スウェーデンにあるシンクタンク「ストックホルム国際平和研究所(SIPRI)」が6月に公表した統計によると、今年1月時点で中国が保有する核弾頭の数が500発に達し、前年より90発増えたとの推計を示した。
そのうち24発は既にミサイルに搭載されている可能性があり、いつでも発射可能な状態だという。また、中国の大陸間弾道ミサイルの保有数は10年以内に米国やロシアと並ぶ可能性があり、中国は世界で最も早いペースで核兵器を増強させているとSIPRは分析している。

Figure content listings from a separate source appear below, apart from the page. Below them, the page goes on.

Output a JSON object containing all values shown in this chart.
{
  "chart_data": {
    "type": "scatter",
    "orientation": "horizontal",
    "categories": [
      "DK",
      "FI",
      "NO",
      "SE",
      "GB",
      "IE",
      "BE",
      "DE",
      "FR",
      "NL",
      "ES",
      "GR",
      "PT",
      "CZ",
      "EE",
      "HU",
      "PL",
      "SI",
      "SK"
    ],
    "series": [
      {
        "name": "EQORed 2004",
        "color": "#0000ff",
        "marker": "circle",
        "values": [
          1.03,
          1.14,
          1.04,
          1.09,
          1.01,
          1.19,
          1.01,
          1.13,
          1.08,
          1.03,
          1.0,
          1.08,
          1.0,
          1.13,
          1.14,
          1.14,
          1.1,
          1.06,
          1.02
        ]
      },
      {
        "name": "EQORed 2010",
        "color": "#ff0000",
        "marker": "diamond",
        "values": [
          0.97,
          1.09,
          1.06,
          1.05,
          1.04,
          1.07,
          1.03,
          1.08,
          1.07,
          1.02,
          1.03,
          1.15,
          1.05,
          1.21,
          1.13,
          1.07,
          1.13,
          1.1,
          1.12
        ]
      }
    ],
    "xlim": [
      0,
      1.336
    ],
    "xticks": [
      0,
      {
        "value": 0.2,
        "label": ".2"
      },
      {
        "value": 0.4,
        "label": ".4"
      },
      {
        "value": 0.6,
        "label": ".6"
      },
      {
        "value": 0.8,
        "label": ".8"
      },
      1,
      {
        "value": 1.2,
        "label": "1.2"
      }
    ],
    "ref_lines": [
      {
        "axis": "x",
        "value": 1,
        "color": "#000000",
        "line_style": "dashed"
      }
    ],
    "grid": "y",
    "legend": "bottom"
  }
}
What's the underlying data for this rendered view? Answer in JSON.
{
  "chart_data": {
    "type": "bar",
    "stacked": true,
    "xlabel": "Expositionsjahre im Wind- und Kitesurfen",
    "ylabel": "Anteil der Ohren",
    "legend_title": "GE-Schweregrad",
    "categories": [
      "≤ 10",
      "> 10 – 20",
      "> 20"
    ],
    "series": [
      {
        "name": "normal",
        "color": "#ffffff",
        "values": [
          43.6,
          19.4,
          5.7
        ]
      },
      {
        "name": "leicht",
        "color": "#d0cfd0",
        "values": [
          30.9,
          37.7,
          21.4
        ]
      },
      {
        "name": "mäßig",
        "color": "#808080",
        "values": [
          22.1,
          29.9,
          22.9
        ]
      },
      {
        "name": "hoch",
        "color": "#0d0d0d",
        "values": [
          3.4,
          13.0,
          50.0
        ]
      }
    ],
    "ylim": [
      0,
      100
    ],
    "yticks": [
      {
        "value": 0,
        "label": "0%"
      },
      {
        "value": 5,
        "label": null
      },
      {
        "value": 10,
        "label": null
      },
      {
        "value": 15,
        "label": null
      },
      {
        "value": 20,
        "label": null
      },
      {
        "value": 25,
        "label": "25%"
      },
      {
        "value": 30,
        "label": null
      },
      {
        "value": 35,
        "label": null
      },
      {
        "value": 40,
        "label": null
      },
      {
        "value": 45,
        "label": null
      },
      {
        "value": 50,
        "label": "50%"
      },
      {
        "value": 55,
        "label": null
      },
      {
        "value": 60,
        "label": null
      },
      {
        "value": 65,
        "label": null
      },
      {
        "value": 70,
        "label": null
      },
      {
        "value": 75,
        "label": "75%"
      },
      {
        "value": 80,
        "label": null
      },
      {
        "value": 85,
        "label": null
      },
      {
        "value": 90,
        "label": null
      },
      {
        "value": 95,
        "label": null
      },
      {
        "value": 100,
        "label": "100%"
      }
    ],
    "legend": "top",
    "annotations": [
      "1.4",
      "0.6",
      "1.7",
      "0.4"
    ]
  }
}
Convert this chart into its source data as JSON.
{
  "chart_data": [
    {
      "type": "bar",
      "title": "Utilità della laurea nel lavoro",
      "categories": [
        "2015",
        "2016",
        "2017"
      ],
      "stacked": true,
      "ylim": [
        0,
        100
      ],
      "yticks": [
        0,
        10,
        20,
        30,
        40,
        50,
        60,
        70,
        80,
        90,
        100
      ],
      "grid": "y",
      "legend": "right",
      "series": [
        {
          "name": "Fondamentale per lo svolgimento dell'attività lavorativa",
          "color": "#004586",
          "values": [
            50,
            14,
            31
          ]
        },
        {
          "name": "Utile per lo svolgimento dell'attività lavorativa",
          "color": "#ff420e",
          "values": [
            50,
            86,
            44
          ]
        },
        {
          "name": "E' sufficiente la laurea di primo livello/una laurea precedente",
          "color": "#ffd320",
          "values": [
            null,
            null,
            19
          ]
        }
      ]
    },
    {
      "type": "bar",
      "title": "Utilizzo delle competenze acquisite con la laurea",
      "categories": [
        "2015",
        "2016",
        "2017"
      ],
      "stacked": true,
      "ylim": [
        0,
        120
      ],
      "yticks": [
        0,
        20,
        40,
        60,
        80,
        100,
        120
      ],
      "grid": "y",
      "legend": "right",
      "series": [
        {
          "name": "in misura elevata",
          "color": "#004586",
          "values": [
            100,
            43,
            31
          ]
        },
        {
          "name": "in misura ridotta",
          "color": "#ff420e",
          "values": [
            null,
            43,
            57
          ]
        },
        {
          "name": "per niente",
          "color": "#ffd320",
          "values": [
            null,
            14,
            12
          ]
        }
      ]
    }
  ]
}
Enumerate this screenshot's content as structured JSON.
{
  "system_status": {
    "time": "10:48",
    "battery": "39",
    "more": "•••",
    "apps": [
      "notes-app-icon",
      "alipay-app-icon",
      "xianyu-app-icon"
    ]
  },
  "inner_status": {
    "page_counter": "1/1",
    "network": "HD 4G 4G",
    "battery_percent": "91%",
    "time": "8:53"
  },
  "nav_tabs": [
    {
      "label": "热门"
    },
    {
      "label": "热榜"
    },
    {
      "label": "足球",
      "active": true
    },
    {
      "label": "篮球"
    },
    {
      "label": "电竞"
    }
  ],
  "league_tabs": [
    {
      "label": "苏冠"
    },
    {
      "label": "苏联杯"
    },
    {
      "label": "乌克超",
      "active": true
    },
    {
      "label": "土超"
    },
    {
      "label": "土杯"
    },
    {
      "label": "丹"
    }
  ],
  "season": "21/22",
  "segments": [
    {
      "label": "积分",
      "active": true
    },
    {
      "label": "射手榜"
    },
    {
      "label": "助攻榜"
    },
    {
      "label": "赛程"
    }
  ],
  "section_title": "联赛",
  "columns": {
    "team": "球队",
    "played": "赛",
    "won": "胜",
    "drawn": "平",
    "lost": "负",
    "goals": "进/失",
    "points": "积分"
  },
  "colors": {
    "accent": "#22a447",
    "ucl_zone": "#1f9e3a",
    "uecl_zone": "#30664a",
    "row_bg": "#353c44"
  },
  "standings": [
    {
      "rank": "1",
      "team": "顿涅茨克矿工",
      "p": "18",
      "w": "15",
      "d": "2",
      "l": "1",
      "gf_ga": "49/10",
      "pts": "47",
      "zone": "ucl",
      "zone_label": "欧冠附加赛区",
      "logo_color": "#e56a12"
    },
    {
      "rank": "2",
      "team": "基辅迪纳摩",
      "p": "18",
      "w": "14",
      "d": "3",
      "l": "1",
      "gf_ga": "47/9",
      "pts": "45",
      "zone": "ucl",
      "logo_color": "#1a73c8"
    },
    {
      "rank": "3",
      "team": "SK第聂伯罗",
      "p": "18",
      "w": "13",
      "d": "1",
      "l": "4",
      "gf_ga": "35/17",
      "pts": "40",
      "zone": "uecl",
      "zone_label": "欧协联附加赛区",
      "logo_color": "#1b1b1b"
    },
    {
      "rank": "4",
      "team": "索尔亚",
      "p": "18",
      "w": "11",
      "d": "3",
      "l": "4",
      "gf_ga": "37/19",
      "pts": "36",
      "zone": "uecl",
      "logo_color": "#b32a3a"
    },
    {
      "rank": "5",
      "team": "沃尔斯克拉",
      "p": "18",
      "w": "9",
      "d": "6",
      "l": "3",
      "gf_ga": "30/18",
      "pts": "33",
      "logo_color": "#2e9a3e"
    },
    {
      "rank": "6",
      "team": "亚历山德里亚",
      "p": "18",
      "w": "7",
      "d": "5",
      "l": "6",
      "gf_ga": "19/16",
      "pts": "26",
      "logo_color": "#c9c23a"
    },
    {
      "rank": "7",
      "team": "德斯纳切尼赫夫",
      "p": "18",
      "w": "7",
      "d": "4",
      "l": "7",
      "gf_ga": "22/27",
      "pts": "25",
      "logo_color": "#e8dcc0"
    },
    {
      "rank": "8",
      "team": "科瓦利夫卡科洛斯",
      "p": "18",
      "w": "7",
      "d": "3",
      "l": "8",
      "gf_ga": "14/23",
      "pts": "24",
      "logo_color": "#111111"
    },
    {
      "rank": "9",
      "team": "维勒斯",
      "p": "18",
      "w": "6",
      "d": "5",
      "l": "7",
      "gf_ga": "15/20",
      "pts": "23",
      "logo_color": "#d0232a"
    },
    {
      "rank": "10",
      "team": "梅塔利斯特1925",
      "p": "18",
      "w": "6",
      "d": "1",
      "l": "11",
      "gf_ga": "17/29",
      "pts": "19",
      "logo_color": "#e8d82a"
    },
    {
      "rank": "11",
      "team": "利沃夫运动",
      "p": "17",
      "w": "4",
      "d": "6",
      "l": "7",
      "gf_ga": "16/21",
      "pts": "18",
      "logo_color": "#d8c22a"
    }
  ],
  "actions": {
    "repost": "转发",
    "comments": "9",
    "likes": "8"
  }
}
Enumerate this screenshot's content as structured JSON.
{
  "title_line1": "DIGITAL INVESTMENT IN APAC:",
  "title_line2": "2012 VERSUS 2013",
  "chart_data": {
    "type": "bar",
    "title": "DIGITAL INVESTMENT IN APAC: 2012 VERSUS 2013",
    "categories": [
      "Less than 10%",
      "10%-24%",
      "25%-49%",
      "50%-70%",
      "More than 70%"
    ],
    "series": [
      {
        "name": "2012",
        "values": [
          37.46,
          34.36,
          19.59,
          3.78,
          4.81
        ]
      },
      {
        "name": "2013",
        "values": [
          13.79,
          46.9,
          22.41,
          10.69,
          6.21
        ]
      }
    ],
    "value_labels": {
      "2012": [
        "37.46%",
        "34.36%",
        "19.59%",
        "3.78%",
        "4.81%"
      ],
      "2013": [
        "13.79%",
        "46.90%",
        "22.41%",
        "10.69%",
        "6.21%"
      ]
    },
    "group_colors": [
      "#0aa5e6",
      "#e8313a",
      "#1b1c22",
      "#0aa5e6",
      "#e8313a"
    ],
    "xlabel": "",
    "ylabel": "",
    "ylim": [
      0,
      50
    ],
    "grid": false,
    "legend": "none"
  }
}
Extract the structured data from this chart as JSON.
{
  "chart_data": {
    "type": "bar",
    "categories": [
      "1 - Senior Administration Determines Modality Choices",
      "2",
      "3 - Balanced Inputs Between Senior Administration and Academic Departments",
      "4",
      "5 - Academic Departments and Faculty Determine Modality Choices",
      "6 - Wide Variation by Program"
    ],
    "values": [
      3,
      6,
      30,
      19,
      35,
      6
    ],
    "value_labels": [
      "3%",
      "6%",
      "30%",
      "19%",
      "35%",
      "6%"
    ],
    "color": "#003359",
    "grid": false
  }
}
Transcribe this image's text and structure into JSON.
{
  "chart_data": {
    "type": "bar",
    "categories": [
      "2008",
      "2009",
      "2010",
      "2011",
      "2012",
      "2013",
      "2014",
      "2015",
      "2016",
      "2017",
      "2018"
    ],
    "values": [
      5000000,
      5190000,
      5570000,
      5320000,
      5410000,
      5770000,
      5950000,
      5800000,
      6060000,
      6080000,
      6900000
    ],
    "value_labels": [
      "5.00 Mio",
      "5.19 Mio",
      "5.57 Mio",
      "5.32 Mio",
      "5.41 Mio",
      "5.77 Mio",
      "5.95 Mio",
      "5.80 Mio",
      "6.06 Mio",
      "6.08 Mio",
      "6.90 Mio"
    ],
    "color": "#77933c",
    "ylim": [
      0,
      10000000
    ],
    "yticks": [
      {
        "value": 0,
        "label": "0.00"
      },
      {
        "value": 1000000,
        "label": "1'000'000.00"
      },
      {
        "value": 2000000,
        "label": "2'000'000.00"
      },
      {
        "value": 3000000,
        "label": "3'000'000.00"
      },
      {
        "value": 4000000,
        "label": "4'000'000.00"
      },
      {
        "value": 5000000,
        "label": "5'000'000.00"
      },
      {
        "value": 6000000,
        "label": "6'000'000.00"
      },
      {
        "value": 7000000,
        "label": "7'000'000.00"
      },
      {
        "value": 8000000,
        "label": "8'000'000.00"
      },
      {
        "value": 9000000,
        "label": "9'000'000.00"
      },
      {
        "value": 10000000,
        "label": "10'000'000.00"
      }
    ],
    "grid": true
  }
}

軍事や安全保障を巡っては世界で様々な見解があるが、専門家の間ではSIPRIの統計に対する信頼性は極めて高く、多くの論文でSIPRIの統計が引用されており、我々はこの数字をそのまま鵜呑みにしていい。
中国側が核戦力の増強を急ピッチで進める最大の目的は、対米国である。中国もロシアのように国家の存亡に関わる事態、すなわち共産党体制の崩壊に繋がるような外国勢力からの攻撃や威嚇がない限り、核を使用することはない。中国の核戦力増強の目的は、東アジアにおける軍事バランスを米国有利から中国有利な状況に転じさせ、いつの日か西太平洋での覇権を握ることにある。今後も、核を搭載したミサイルや潜水艦などの配備を強化し、米国主導の安全保障秩序の破壊を進めていくことは間違いない。
しかし、ここで一つ懸念されるのが台湾有事だ。中国にとって台湾は中国領土であり、その分離独立的な動きは国家の存亡事態と言えよう。中国は香港やチベット、新疆ウイグルと同じく台湾を核心的利益に位置づけており、絶対に譲ることのできないものとなる。
台湾有事となれば米軍も介入する可能性もあり、大規模な戦争に発展する高い蓋然性がある。戦闘の長期化によって中国軍が劣勢に立たされるような状況が鮮明になれば、中国が小規模ながらも核を使用する可能性は否定できないだろう。
今後、中国が核戦力の増強を長期的に進めれば、それだけ核使用のシナリオも多様化するだろう。台湾有事における核の使用は決してフィクションではない。